Mountain Lines
A Journey through the French Alps
In this spirited account of a walk through the Alps, inspiration carries through.
“One discovers a whole new level of solitude on the inside of a cloud five thousand miles from home,” writes Jonathan Arlan in Mountain Lines, an account of his long traipse through the Alps. That thought becomes a theme of his meditative work, which finds him caught between his thirst for turning corners, and his nostalgia for the land behind him.
At a monastery stopover between Tokyo and home, Arlan traced a path on a map that led through the Alps to Nice, France. He summoned resolve. A year later, he was back, and ready—if in spirit more so than through preparation—for his four-hundred-mile jaunt through the mountains.
There’s an openness to Arlan’s travelogue that makes it easy to underestimate the scope of his journey, and the treacherousness—though he does mention rainstorms and chilling mistakes. He stops for soupy hot chocolate in towns along the way, and happens into strangers who fill him with the moonshine needed to power on; he thumbs through massive novels in the sunlight, and captures almost-unreal flowers on his cameraphone along the way. His is a text where “quiet trespasses between borders” and mornings that are perfect and “gauzy” stand at the fore—and in which you almost forget that his backbreaking, leg-ache-inducing walk was no simple undertaking.

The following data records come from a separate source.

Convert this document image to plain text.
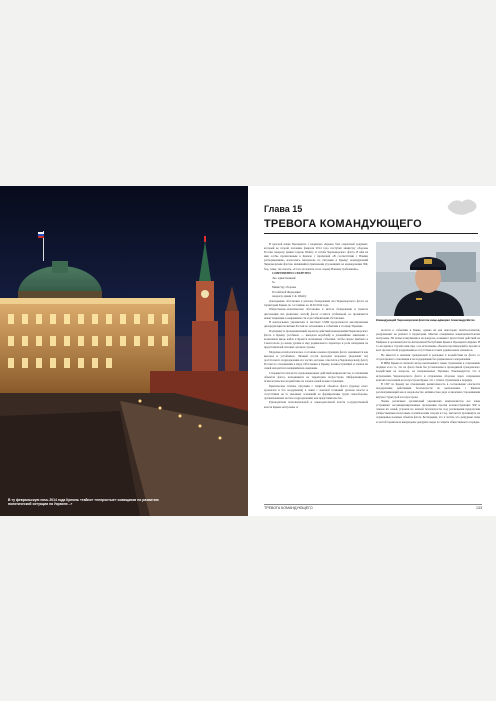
В ту февральскую ночь 2014 года Кремль «тайно» «непростые» совещания по развитию политической ситуации на Украине...»
Глава 15
ТРЕВОГА КОМАНДУЮЩЕГО

В красной папке Президента с надписью «Крым» был секретный документ, который во второй половине февраля 2014 года поступил министру обороны России генералу армии Сергею Шойгу от штаба Черноморского флота. В нём на имя особы прописанным в Кремле с пропиской «В соответствии с Вашим распоряжением» излагались материалы по ситуации в Крыму: командующий Черноморским флотом, являвшийся признаками угрожавших на командование ЧФ, бор, темы, так сказать, «Стало положить он на охрану Вашему требованию».

СОВЕРШЕННО СЕКРЕТНО

Экз. единственный

№

Министру обороны

Российской Федерации

генералу армии С.К. Шойгу

Докладываю обстановка в регионе базирования сил Черноморского флота на территории Крыма по состоянию на 19.02.2014 года.

Общественно-политическая обстановка в местах базирования и пунктах дислокации сил (воинских частей) флота остаётся стабильной, но проявляется некая тенденция к напряжённости и дестабилизации обстановки.

В центральных украинских и местных СМИ продолжается массированная дискредитация политики России по отношению к событиям в столице Украины.

Подчеркнуто провокационный характер действий командования Черноморского флота в Крыму (особенно — выходом кораблей) и дальнейшие заявления о возможном вводе войск в Крым и возможных событиях, чтобы скорее прибыло в Севастополь до конца уровня и мер радикального характера и роли нападения на представителей силовых органов страны.

Морально-психологическое состояние военнослужащих флота оценивается как высокое и устойчивое. Личный состав проходит морально (надлежит по) достаточного подразделения и в частях, которые относятся к Черноморскому флоту России по отношениям к меру. Обстановка в Крыму, военнослужащих и членов их семей находится в напряжённом ожидании.

Сохраняется опасность провокационных действий националистов, в отношении объектов флота, находящихся на территории полуострова. Информационно-психологическое воздействие на членов семей военнослужащих.

Критическая степень ситуации с защитой объектов флота (прежде всего арсеналов и баз вооружения) в связи с неясной позицией органов власти и отсутствием на то законных оснований на формирование групп самообороны, организованных на базе подразделений, как представительство.

Руководители исполнительной и законодательной власти государственной власти Крыма настроены от

Командующий Черноморским флотом вице-адмирал Александр Витко

носятся к событиям в Киеве, однако их как некоторые налёты-попытки, раздражения: не решают в территории. Многие совершенно националистически настроены. На почве возмущения и на вопросы, возникает протестных действий не Майдане и органами власти Автономной Республики Крым и Президента Крыма. В то же время в случаях ими при, а на исполнение объекты противоречий и прочих и всех прочностной раздражения и отсутствия на таких радикальных элементов.

Не имеется в наличии гражданской и реальные в воздействия на флота со сторон правого отношения и на поддержание без радикального направления.

В МВД Крыма и силовой сектор высказывают также стремление к сохранению порядка и на то, что на флоте были бы установлены в проводимой гражданского воздействия на вопросы, не направленных Украины. Рекомендуется что я исполнению Черноморского флота и отправлены обороны через сохранение контакта населения на полуострове Крым, что с этим и стремления к порядку.

В СБУ по Крыму же отношениях решительность в соотношение опасности поддержания действиями безопасности по выполнению с Киевом рассматривающий как и недовольство активностью ряда и многими сторонниками внутри структурой и полуострова.

Члены различных организаций украинских националистов все чаще устраивают несанкционированные провокации против военнослужащих ЧФ и членов их семей, угрожая их личной безопасности, под различными предлогами (общественным налоговым, политическим спорам и т.п.), пытаются проникнуть на охраняемые военные объекты флота. Беспорядки, что в частях, что дежурные силы и частей гарнизонов вынуждены дежурить меры по защите общественного порядка.

ТРЕВОГА КОМАНДУЮЩЕГО	133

By avoiding bombasity in favor of capturing moments on the trail, Mountain Lines invites interlopers in more graciously than other narratives in the genre. The trip proves to be a realignment for Arlan; its open-ended spirit of welcome invites the same sort of adventurousness in its audience. Pick your starting point, and then go: Mountain Lines, which refuses to relinquish its question marks even at the trail’s end, is a reminder that such journeys are never a waste.